Bab 118 Kamu Tidak Ingin Hidup Lagi
Merasa seperti bintang yang dikelilingi pujian, Dai Chenming sangat senang, mengajak Li Hao dan anak buahnya untuk minum bersama. Suasana pun menjadi semakin hangat. Kemudian, ia memesan beberapa kotak arak putih dan anggur merah, dicampur semua—putih, merah, dan bir. Ia juga dengan antusias terus menuangkan minuman untuk Xiao Fan dan Lu Qingqing.
Xiao Fan tentu tahu maksudnya. Dai Chenming jelas ingin membuat Lu Qingqing mabuk agar bisa bertindak. Kalau Xiao Fan ikut mabuk, ia juga terbebas dari kerepotan menghalangi, karena jika Xiao Fan mencoba menghalanginya, ia harus turun tangan dan melawan. Jika sampai berantem dengan Lu Qingqing dan teman-temannya, tentu tidak menyenangkan.
Keke tertawa manis, lalu ikut mengangkat botol minuman dan bersulang dengan Dai Chenming. Ia tahu Dai Chenming tertarik pada Lu Qingqing, dan karena Lu Qingqing adalah sahabatnya, jika Dai Chenming berhasil mendapatkan Lu Qingqing, tentu ia juga akan mendapat keuntungan.

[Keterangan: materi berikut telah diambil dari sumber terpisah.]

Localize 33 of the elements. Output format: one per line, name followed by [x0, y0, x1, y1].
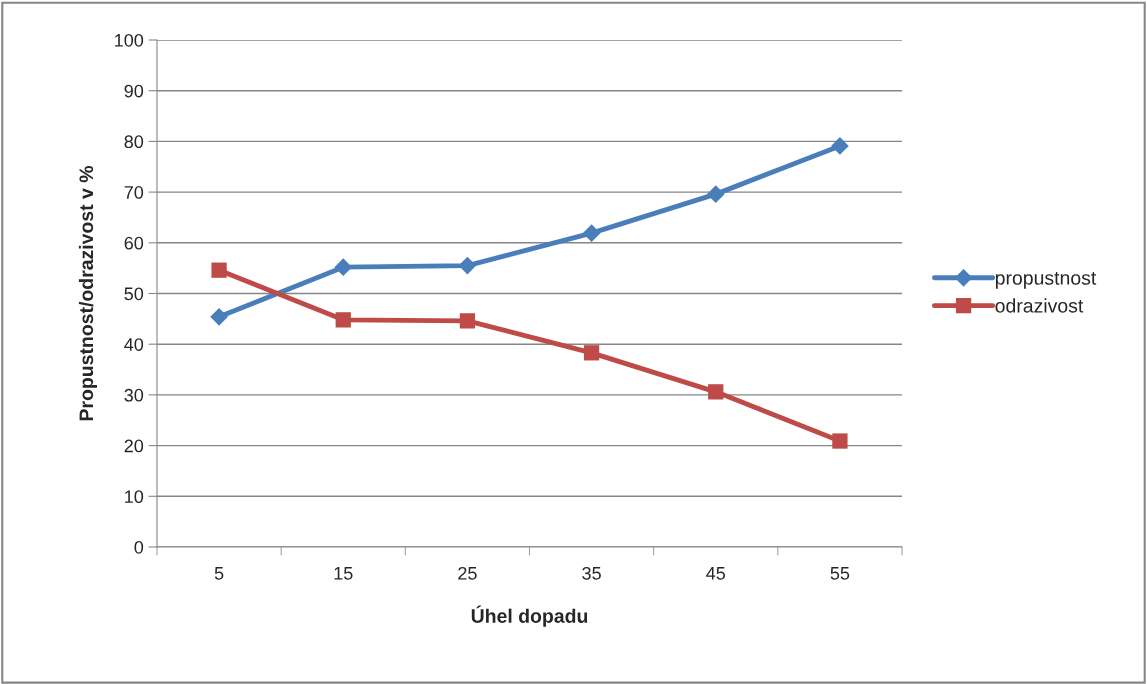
point [458, 256, 477, 275]
point [335, 312, 351, 328]
x-tick-label: 55 [830, 567, 850, 580]
y-tick-label: 70 [124, 186, 144, 199]
x-tick-label: 15 [334, 567, 353, 580]
point [832, 433, 848, 449]
y-tick-label: 90 [124, 84, 144, 98]
point [708, 384, 724, 400]
point [583, 345, 600, 361]
x-tick-label: 45 [706, 567, 726, 580]
y-tick-label: 40 [124, 338, 144, 351]
legend-label: propustnost [995, 272, 1097, 289]
y-tick-label: 0 [134, 540, 144, 554]
y-axis-title: Propustnost/odrazivost v % [78, 165, 98, 421]
x-tick-label: 25 [458, 566, 477, 580]
point [831, 137, 849, 155]
point [582, 224, 601, 243]
y-tick-label: 80 [124, 135, 144, 149]
y-tick-label: 50 [124, 287, 144, 301]
point [706, 185, 725, 203]
x-axis-title: Úhel dopadu [471, 605, 588, 627]
legend-label: odrazivost [995, 298, 1084, 313]
point [334, 258, 353, 276]
point [211, 262, 227, 278]
x-tick-label: 5 [214, 567, 224, 580]
y-tick-label: 30 [124, 388, 144, 402]
y-tick-label: 10 [125, 490, 144, 504]
y-tick-label: 60 [124, 236, 144, 250]
point [459, 313, 476, 329]
x-tick-label: 35 [582, 566, 601, 580]
y-tick-label: 100 [115, 33, 144, 47]
point [210, 307, 228, 326]
y-tick-label: 20 [124, 439, 144, 453]
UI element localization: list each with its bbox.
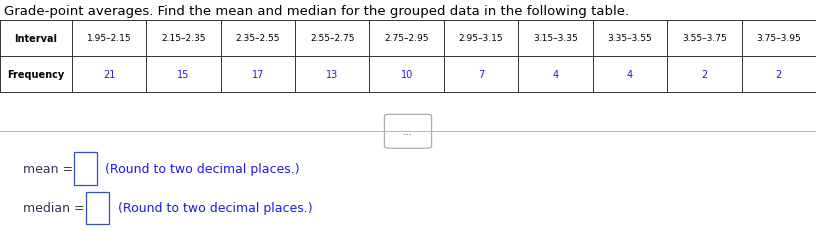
Text: 3.15–3.35: 3.15–3.35	[533, 34, 578, 43]
Text: median =: median =	[23, 201, 88, 214]
Text: 21: 21	[103, 70, 115, 79]
Text: 2.75–2.95: 2.75–2.95	[384, 34, 429, 43]
Text: 13: 13	[326, 70, 339, 79]
Text: Frequency: Frequency	[7, 70, 64, 79]
Text: 15: 15	[177, 70, 189, 79]
Text: 2: 2	[776, 70, 782, 79]
Text: (Round to two decimal places.): (Round to two decimal places.)	[105, 162, 300, 175]
Text: 10: 10	[401, 70, 413, 79]
Text: 4: 4	[552, 70, 559, 79]
Text: mean =: mean =	[23, 162, 77, 175]
Text: 3.55–3.75: 3.55–3.75	[682, 34, 727, 43]
Text: 2.15–2.35: 2.15–2.35	[162, 34, 206, 43]
Text: (Round to two decimal places.): (Round to two decimal places.)	[118, 201, 313, 214]
Text: 2.35–2.55: 2.35–2.55	[236, 34, 280, 43]
Text: 2: 2	[701, 70, 707, 79]
Text: 1.95–2.15: 1.95–2.15	[86, 34, 131, 43]
Text: 3.75–3.95: 3.75–3.95	[756, 34, 801, 43]
FancyBboxPatch shape	[384, 115, 432, 149]
Text: Grade-point averages. Find the mean and median for the grouped data in the follo: Grade-point averages. Find the mean and …	[4, 5, 629, 18]
Text: 2.95–3.15: 2.95–3.15	[459, 34, 503, 43]
Text: 7: 7	[478, 70, 484, 79]
Text: 4: 4	[627, 70, 633, 79]
Text: 17: 17	[251, 70, 264, 79]
Text: 2.55–2.75: 2.55–2.75	[310, 34, 354, 43]
Text: 3.35–3.55: 3.35–3.55	[608, 34, 652, 43]
Text: ...: ...	[403, 127, 413, 137]
Text: Interval: Interval	[15, 34, 57, 44]
FancyBboxPatch shape	[74, 152, 97, 185]
FancyBboxPatch shape	[86, 192, 109, 224]
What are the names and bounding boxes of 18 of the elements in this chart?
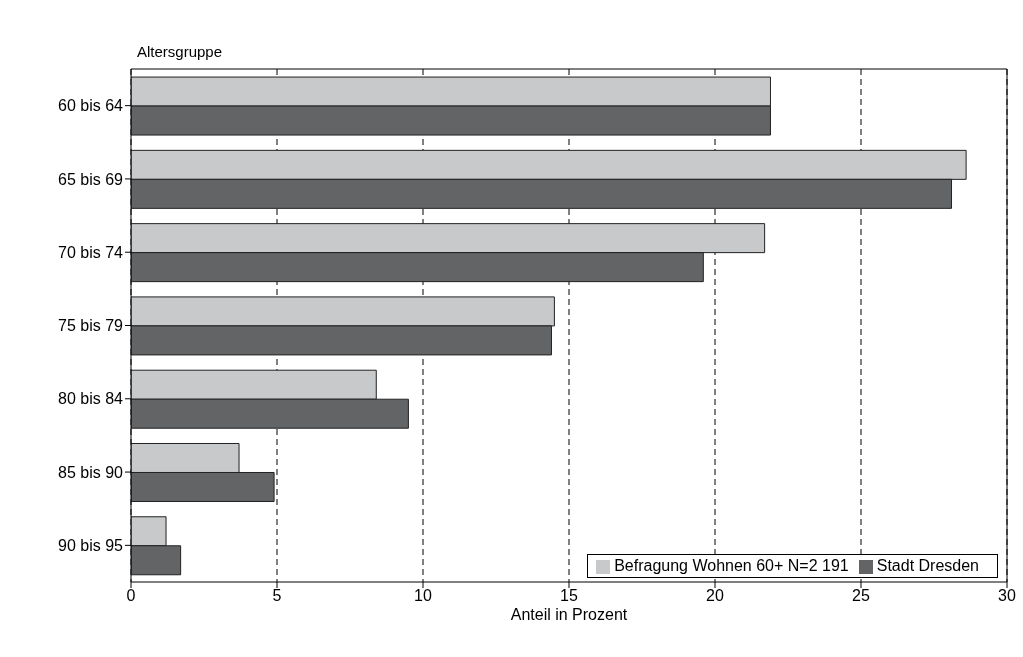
y-tick-label: 65 bis 69 bbox=[58, 170, 124, 188]
x-tick-label: 20 bbox=[706, 587, 724, 605]
legend-label: Stadt Dresden bbox=[876, 557, 979, 574]
y-axis-title: Altersgruppe bbox=[137, 43, 223, 60]
y-tick-label: 85 bis 90 bbox=[58, 463, 124, 481]
x-tick-label: 25 bbox=[852, 587, 870, 605]
x-tick-label: 0 bbox=[126, 587, 136, 605]
x-tick-label: 5 bbox=[272, 587, 282, 605]
x-axis-title: Anteil in Prozent bbox=[510, 606, 628, 623]
y-tick-label: 60 bis 64 bbox=[58, 97, 124, 115]
y-tick-label: 70 bis 74 bbox=[58, 243, 124, 261]
y-tick-label: 90 bis 95 bbox=[58, 537, 124, 555]
y-tick-label: 75 bis 79 bbox=[58, 317, 124, 335]
x-tick-label: 15 bbox=[560, 587, 578, 605]
x-tick-label: 10 bbox=[414, 587, 432, 605]
legend-label: Befragung Wohnen 60+ N=2 191 bbox=[614, 557, 849, 574]
x-tick-label: 30 bbox=[998, 587, 1016, 605]
y-tick-label: 80 bis 84 bbox=[58, 390, 124, 408]
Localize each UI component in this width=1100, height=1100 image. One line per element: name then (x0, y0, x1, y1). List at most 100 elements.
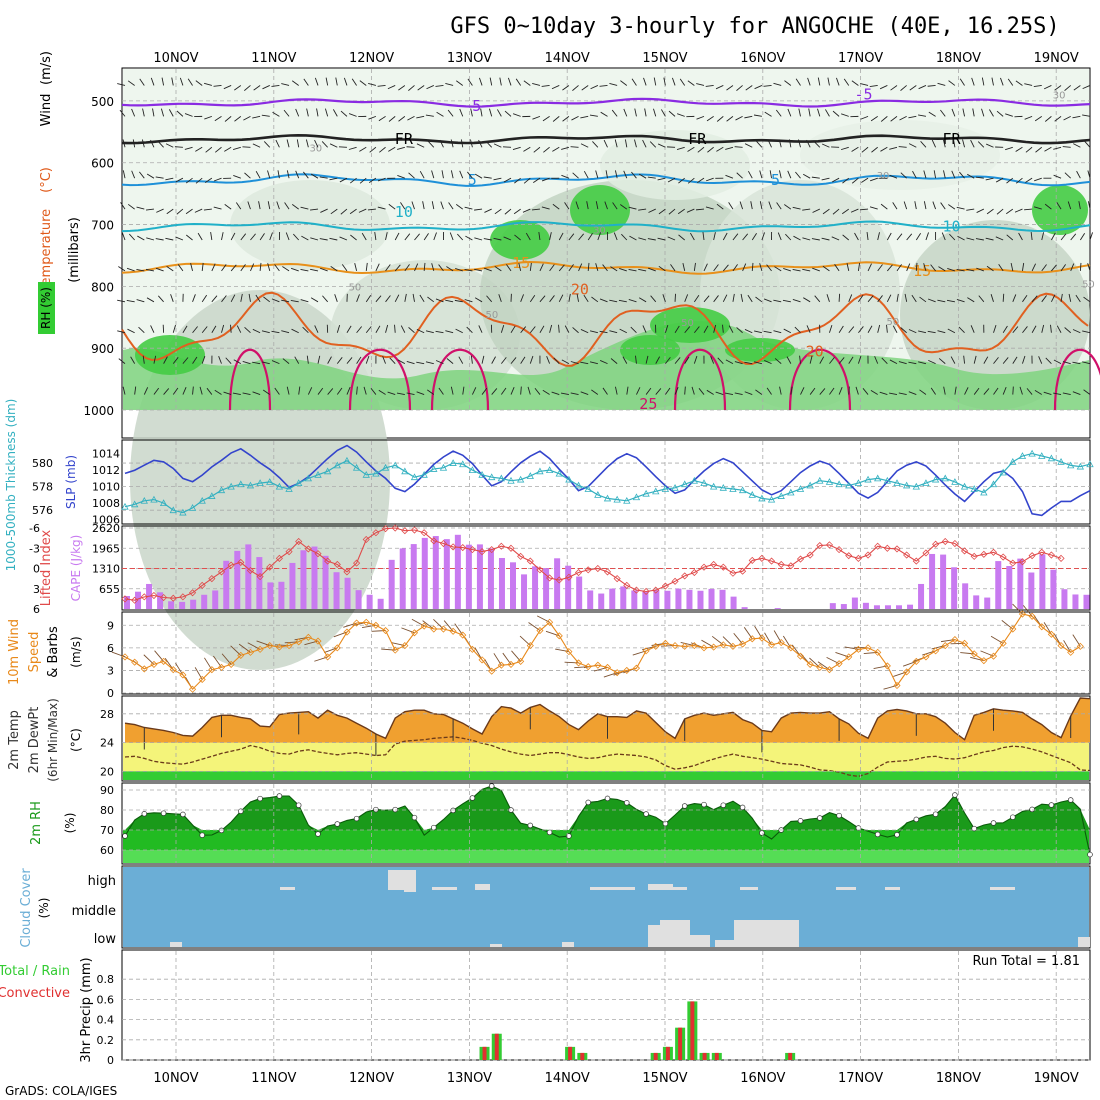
wind-barb (786, 356, 792, 364)
wind-barb (339, 236, 348, 241)
cape-bar (896, 605, 902, 609)
wind-barb (1082, 330, 1091, 334)
wind-barb (848, 294, 853, 302)
wind-barb (305, 139, 309, 148)
wind-barb (436, 111, 444, 117)
pressure-tick-label: 700 (91, 219, 114, 233)
cape-bar (973, 595, 980, 609)
wind-barb (1082, 361, 1091, 365)
wind-barb (300, 206, 309, 210)
wind-barb (923, 201, 927, 210)
wind-barb (483, 176, 492, 179)
cloud-cover-panel-frame (121, 865, 1091, 949)
wind-barb (665, 357, 671, 364)
lifted-index-point (246, 566, 255, 575)
wind-barb (703, 325, 709, 333)
wind-barb (622, 356, 628, 364)
wind-barb (130, 356, 136, 364)
thickness-point (1047, 454, 1056, 462)
wind-barb (629, 235, 637, 241)
wind-barb (912, 170, 917, 179)
wind-barb (779, 386, 782, 395)
wind-barb (1010, 262, 1014, 272)
lifted-index-point (883, 544, 891, 552)
wind-barb (742, 263, 747, 272)
wind-speed-point (690, 642, 698, 650)
lifted-index-point (960, 547, 969, 555)
rh-legend-swatch (38, 282, 55, 334)
wind-barb (184, 146, 193, 150)
day-label-bottom: 19NOV (1034, 1071, 1079, 1086)
wind-barb (753, 114, 762, 117)
wind-barb (325, 77, 329, 86)
wind-barb (275, 139, 280, 148)
wind-barb (570, 392, 579, 395)
thickness-point (941, 474, 949, 482)
wind-barb (314, 139, 319, 148)
cape-bar (576, 576, 583, 609)
wind-speed-point (179, 671, 187, 679)
lifted-index-point (787, 562, 795, 570)
temperature-unit-label: (°C) (39, 167, 54, 193)
lifted-index-point (816, 541, 824, 550)
wind-barb (252, 361, 261, 365)
wind-barb (1044, 116, 1052, 122)
wind-barb (389, 357, 396, 364)
wind-barb (602, 387, 608, 395)
wind-speed-point (333, 644, 341, 652)
cape-bar (234, 550, 241, 609)
wind-barb (1025, 146, 1033, 153)
thickness-point (140, 496, 148, 504)
wind-barb (1000, 77, 1004, 86)
wind-speed-point (883, 662, 891, 670)
wind-speed-point (304, 633, 312, 641)
thickness-point (179, 508, 187, 516)
thickness-point (227, 482, 235, 490)
cape-bar (476, 544, 483, 609)
wind-barb (886, 324, 888, 333)
wind-barb (623, 170, 628, 179)
wind-barb (886, 232, 892, 241)
rh-tick-label: 80 (100, 804, 114, 817)
rh2m-point (701, 801, 707, 808)
cape-bar (223, 560, 230, 609)
wind-barb (358, 208, 367, 213)
wind-barb (983, 388, 990, 395)
wind-barb (175, 236, 184, 241)
wind-barb (928, 111, 936, 117)
wind-barb (880, 203, 888, 210)
wind-barb (578, 233, 584, 241)
thickness-point (381, 463, 390, 471)
wind-barb (295, 170, 300, 179)
wind-barb (736, 327, 743, 334)
thickness-point (333, 461, 341, 469)
wind-barb (498, 294, 502, 302)
rh2m-point (1067, 797, 1074, 803)
thickness-point (545, 466, 554, 474)
wind-barb (802, 268, 811, 272)
wind-barb (744, 361, 753, 365)
wind-barb (1068, 293, 1072, 302)
wind-barb (306, 355, 309, 364)
wind-barb (529, 262, 532, 271)
wind-speed-point (594, 661, 602, 669)
wind-barb (218, 356, 222, 364)
pressure-tick-label: 900 (91, 342, 114, 356)
lifted-index-point (989, 548, 998, 556)
wind-speed-point (546, 618, 554, 626)
wind-barb (620, 204, 628, 210)
thickness-point (738, 486, 747, 494)
wind-barb (973, 355, 977, 364)
lifted-index-point (401, 527, 409, 535)
wind-barb (695, 208, 705, 211)
thickness-tick-label: 576 (32, 504, 53, 517)
wind-speed-point (777, 639, 785, 647)
wind-speed-point (1038, 623, 1046, 631)
wind-barb (993, 387, 999, 395)
wind-barb (867, 263, 872, 272)
wind-barb (431, 201, 435, 210)
lifted-index-point (825, 541, 834, 549)
wind-barb (1044, 203, 1052, 210)
wind-barb (314, 77, 319, 86)
wind-barb (356, 294, 360, 302)
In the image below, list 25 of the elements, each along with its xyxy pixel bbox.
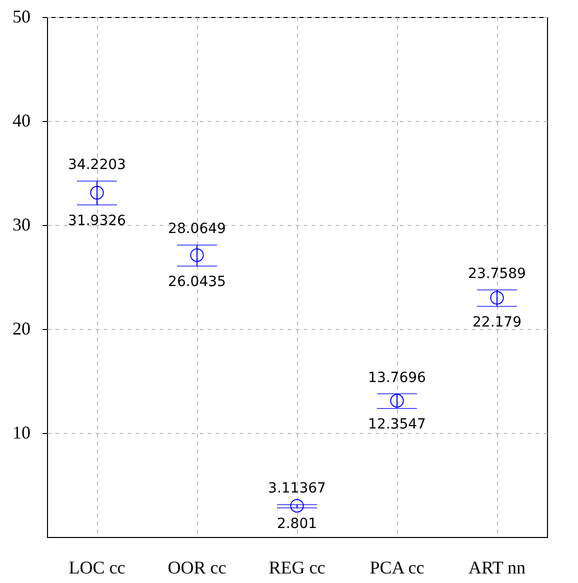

Beberapa gadis lain yang sadar bahwa Dai Chenming sudah melirik Lu Qingqing, memilih untuk bersikap bijak dengan minum bersama teman Dai Chenming, Li Hao, sambil terus menggoda agar Li Hao memperhatikan mereka. Li Hao adalah anggota keluarga Jiang, dealer terbesar, jika bisa menjalin hubungan baik dengannya, penghasilan mereka bisa melonjak drastis.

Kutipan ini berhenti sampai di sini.